Son günlerde bir haller oldu bize. Siyasetçiler, gazetecilere soru sormayı öğretiyor! Ekrana çıkan siyasetçi, beğenmediği soruya cevap vermiyor. Üstüne “Böyle soru mu olur” diye saldırıya geçiyor. Gazeteciler birbirlerinin soru sorma özgürlüğüne müdahale ediyor. Gaf yapan, saçmalayan ya da farkında olmadan dilinin altındaki baklayı çıkaran; görüntüleri ortaya koyup, “İşte bunu söyledi” diyene “Montaj bunlar” diye saldırıyor. Vesaire, vesaire…
Yorum yapmak ise adeta “cesaret” işi! Sosyal medyada mevzilenen birtakım troller de beğenmedikleri yorumları küfür ve hakarete boğuyor.
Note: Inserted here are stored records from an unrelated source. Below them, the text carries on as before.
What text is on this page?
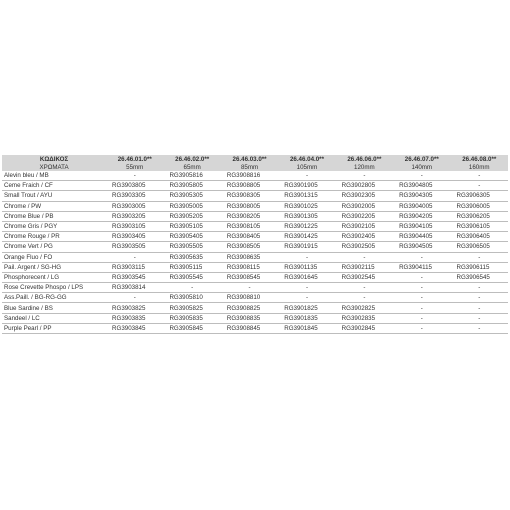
ΚΩΔΙΚΟΣ	26.46.01.0**	26.46.02.0**	26.46.03.0**	26.46.04.0**	26.46.06.0**	26.46.07.0**	26.46.08.0**
ΧΡΩΜΑΤΑ	55mm	65mm	85mm	105mm	120mm	140mm	160mm
Alevin bleu / MB	-	RG3905816	RG3908816	-	-	-	-
Ceme Fraich / CF	RG3903805	RG3905805	RG3908805	RG3901905	RG3902805	RG3904805	-
Small Trout / AYU	RG3903305	RG3905305	RG3908305	RG3901315	RG3902305	RG3904305	RG3906305
Chrome / PW	RG3903005	RG3905005	RG3908005	RG3901025	RG3902005	RG3904005	RG3906005
Chrome Blue / PB	RG3903205	RG3905205	RG3908205	RG3901305	RG3902205	RG3904205	RG3906205
Chrome Gris / PGY	RG3903105	RG3905105	RG3908105	RG3901225	RG3902105	RG3904105	RG3906105
Chrome Rouge / PR	RG3903405	RG3905405	RG3908405	RG3901425	RG3902405	RG3904405	RG3906405
Chrome Vert / PG	RG3903505	RG3905505	RG3908505	RG3901915	RG3902505	RG3904505	RG3906505
Orange Fluo / FO	-	RG3905635	RG3908635	-	-	-	-
Pail. Argent / SG-HG	RG3903115	RG3905115	RG3908115	RG3901135	RG3902115	RG3904115	RG3906115
Phosphorecent / LG	RG3903545	RG3905545	RG3908545	RG3901645	RG3902545	-	RG3906545
Rose Crevette Phospo / LPS	RG3903814	-	-	-	-	-	-
Ass.Paill. / BG-RG-GG	-	RG3905810	RG3908810	-	-	-	-
Blue Sardine / BS	RG3903825	RG3905825	RG3908825	RG3901825	RG3902825	-	-
Sandeel / LC	RG3903835	RG3905835	RG3908835	RG3901835	RG3902835	-	-
Purple Pearl / PP	RG3903845	RG3905845	RG3908845	RG3901845	RG3902845	-	-
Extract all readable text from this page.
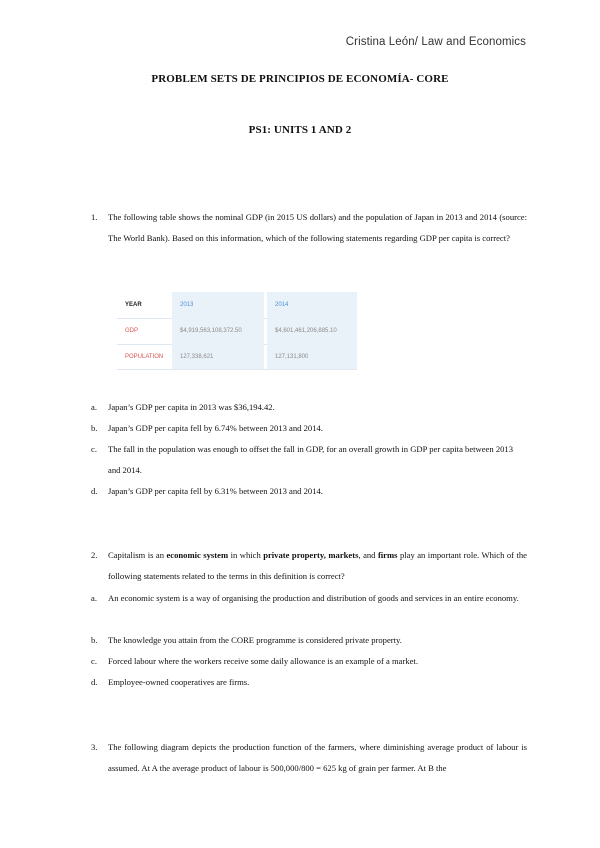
Cristina León/ Law and Economics
PROBLEM SETS DE PRINCIPIOS DE ECONOMÍA- CORE
PS1: UNITS 1 AND 2
1. The following table shows the nominal GDP (in 2015 US dollars) and the population of Japan in 2013 and 2014 (source: The World Bank). Based on this information, which of the following statements regarding GDP per capita is correct?
YEAR	2013	2014
GDP	$4,919,563,108,372.50	$4,601,461,206,885.10
POPULATION	127,338,621	127,131,800
a. Japan’s GDP per capita in 2013 was $36,194.42.
b. Japan’s GDP per capita fell by 6.74% between 2013 and 2014.
c. The fall in the population was enough to offset the fall in GDP, for an overall growth in GDP per capita between 2013 and 2014.
d. Japan’s GDP per capita fell by 6.31% between 2013 and 2014.
2. Capitalism is an economic system in which private property, markets, and firms play an important role. Which of the following statements related to the terms in this definition is correct?
a. An economic system is a way of organising the production and distribution of goods and services in an entire economy.
b. The knowledge you attain from the CORE programme is considered private property.
c. Forced labour where the workers receive some daily allowance is an example of a market.
d. Employee-owned cooperatives are firms.
3. The following diagram depicts the production function of the farmers, where diminishing average product of labour is assumed. At A the average product of labour is 500,000/800 = 625 kg of grain per farmer. At B the
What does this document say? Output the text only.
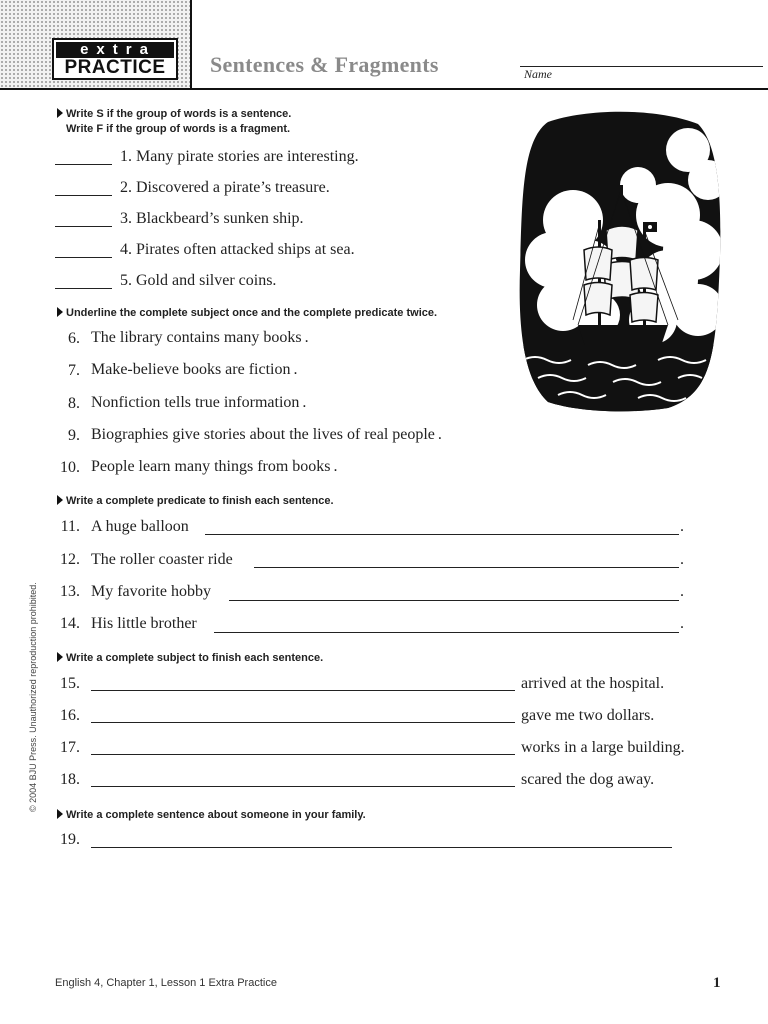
extra
PRACTICE	Sentences & Fragments	Name
Write S if the group of words is a sentence.
Write F if the group of words is a fragment.
1. Many pirate stories are interesting.
2. Discovered a pirate’s treasure.
3. Blackbeard’s sunken ship.
4. Pirates often attacked ships at sea.
5. Gold and silver coins.
Underline the complete subject once and the complete predicate twice.
6. The library contains many books .
7. Make-believe books are fiction .
8. Nonfiction tells true information .
9. Biographies give stories about the lives of real people .
10. People learn many things from books .
Write a complete predicate to finish each sentence.
11. A huge balloon	.
12. The roller coaster ride	.
13. My favorite hobby	.
14. His little brother	.
Write a complete subject to finish each sentence.
15.	arrived at the hospital.
16.	gave me two dollars.
17.	works in a large building.
18.	scared the dog away.
Write a complete sentence about someone in your family.
19.
© 2004 BJU Press. Unauthorized reproduction prohibited.
English 4, Chapter 1, Lesson 1 Extra Practice	1
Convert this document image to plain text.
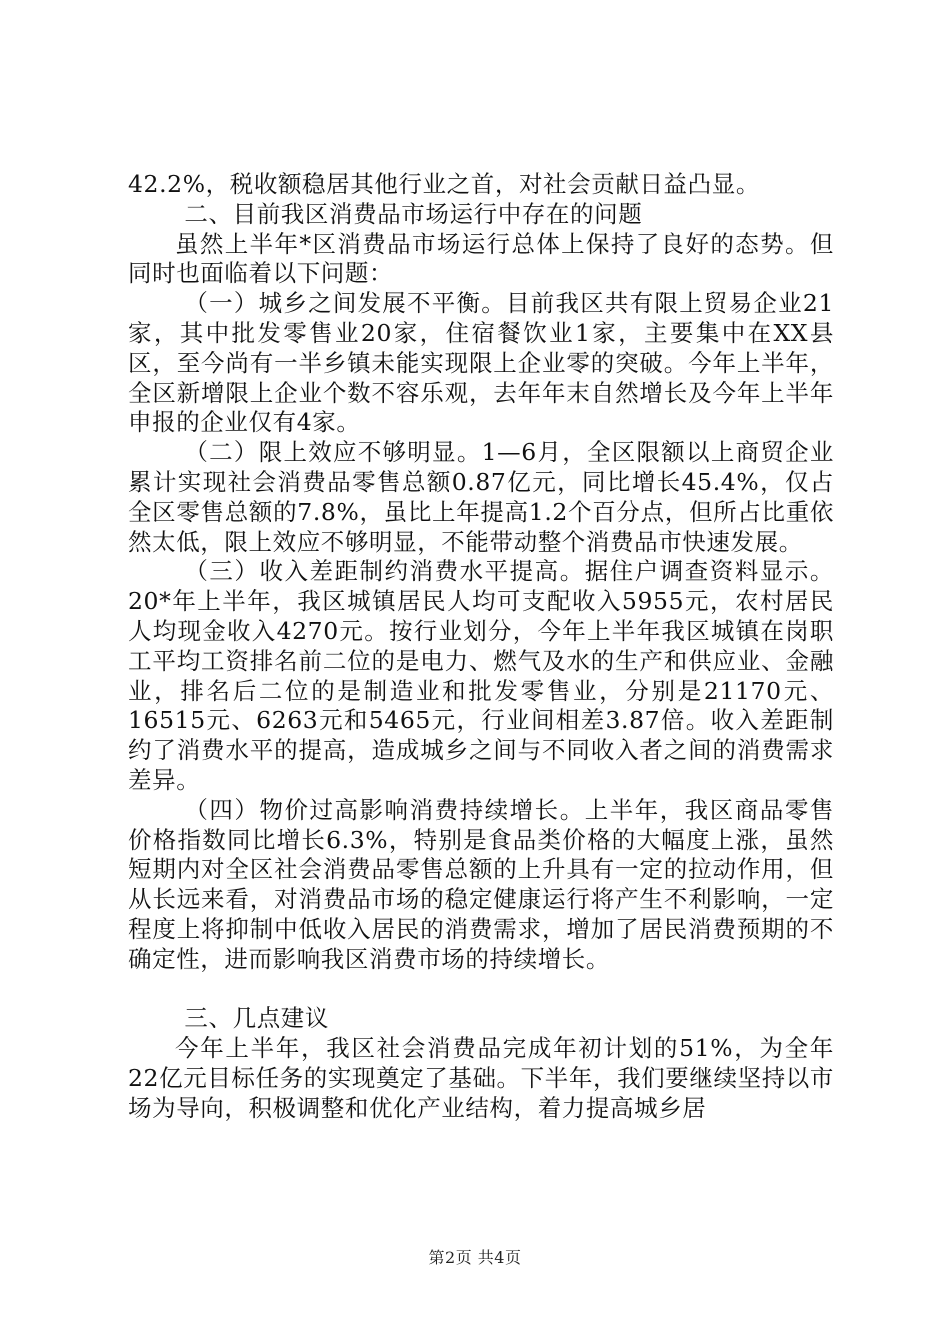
42.2%，税收额稳居其他行业之首，对社会贡献日益凸显。

二、目前我区消费品市场运行中存在的问题

虽然上半年*区消费品市场运行总体上保持了良好的态势。但同时也面临着以下问题：

（一）城乡之间发展不平衡。目前我区共有限上贸易企业21家，其中批发零售业20家，住宿餐饮业1家，主要集中在XX县区，至今尚有一半乡镇未能实现限上企业零的突破。今年上半年，全区新增限上企业个数不容乐观，去年年末自然增长及今年上半年申报的企业仅有4家。

（二）限上效应不够明显。1—6月，全区限额以上商贸企业累计实现社会消费品零售总额0.87亿元，同比增长45.4%，仅占全区零售总额的7.8%，虽比上年提高1.2个百分点，但所占比重依然太低，限上效应不够明显，不能带动整个消费品市快速发展。

（三）收入差距制约消费水平提高。据住户调查资料显示。20*年上半年，我区城镇居民人均可支配收入5955元，农村居民人均现金收入4270元。按行业划分，今年上半年我区城镇在岗职工平均工资排名前二位的是电力、燃气及水的生产和供应业、金融业，排名后二位的是制造业和批发零售业，分别是21170元、16515元、6263元和5465元，行业间相差3.87倍。收入差距制约了消费水平的提高，造成城乡之间与不同收入者之间的消费需求差异。

（四）物价过高影响消费持续增长。上半年，我区商品零售价格指数同比增长6.3%，特别是食品类价格的大幅度上涨，虽然短期内对全区社会消费品零售总额的上升具有一定的拉动作用，但从长远来看，对消费品市场的稳定健康运行将产生不利影响，一定程度上将抑制中低收入居民的消费需求，增加了居民消费预期的不确定性，进而影响我区消费市场的持续增长。

三、几点建议

今年上半年，我区社会消费品完成年初计划的51%，为全年22亿元目标任务的实现奠定了基础。下半年，我们要继续坚持以市场为导向，积极调整和优化产业结构，着力提高城乡居

第2页 共4页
Farkında mısınız, bilmiyorum; ancak CHP’nin İstanbul Adayı ile başladı bu garabet! Geçen gün televizyonda izledim, sorulara cevap vermek yerine savuşturmaya çalıştı. “Lan”, “yahu”, “mecbur muyum” türünden ifadeler havada uçtu.
Kimse de kalkıp, “Ne diyorsun sen, sorulara cevap vermeyeceksen niye çıktın buraya” demedi, diyemedi.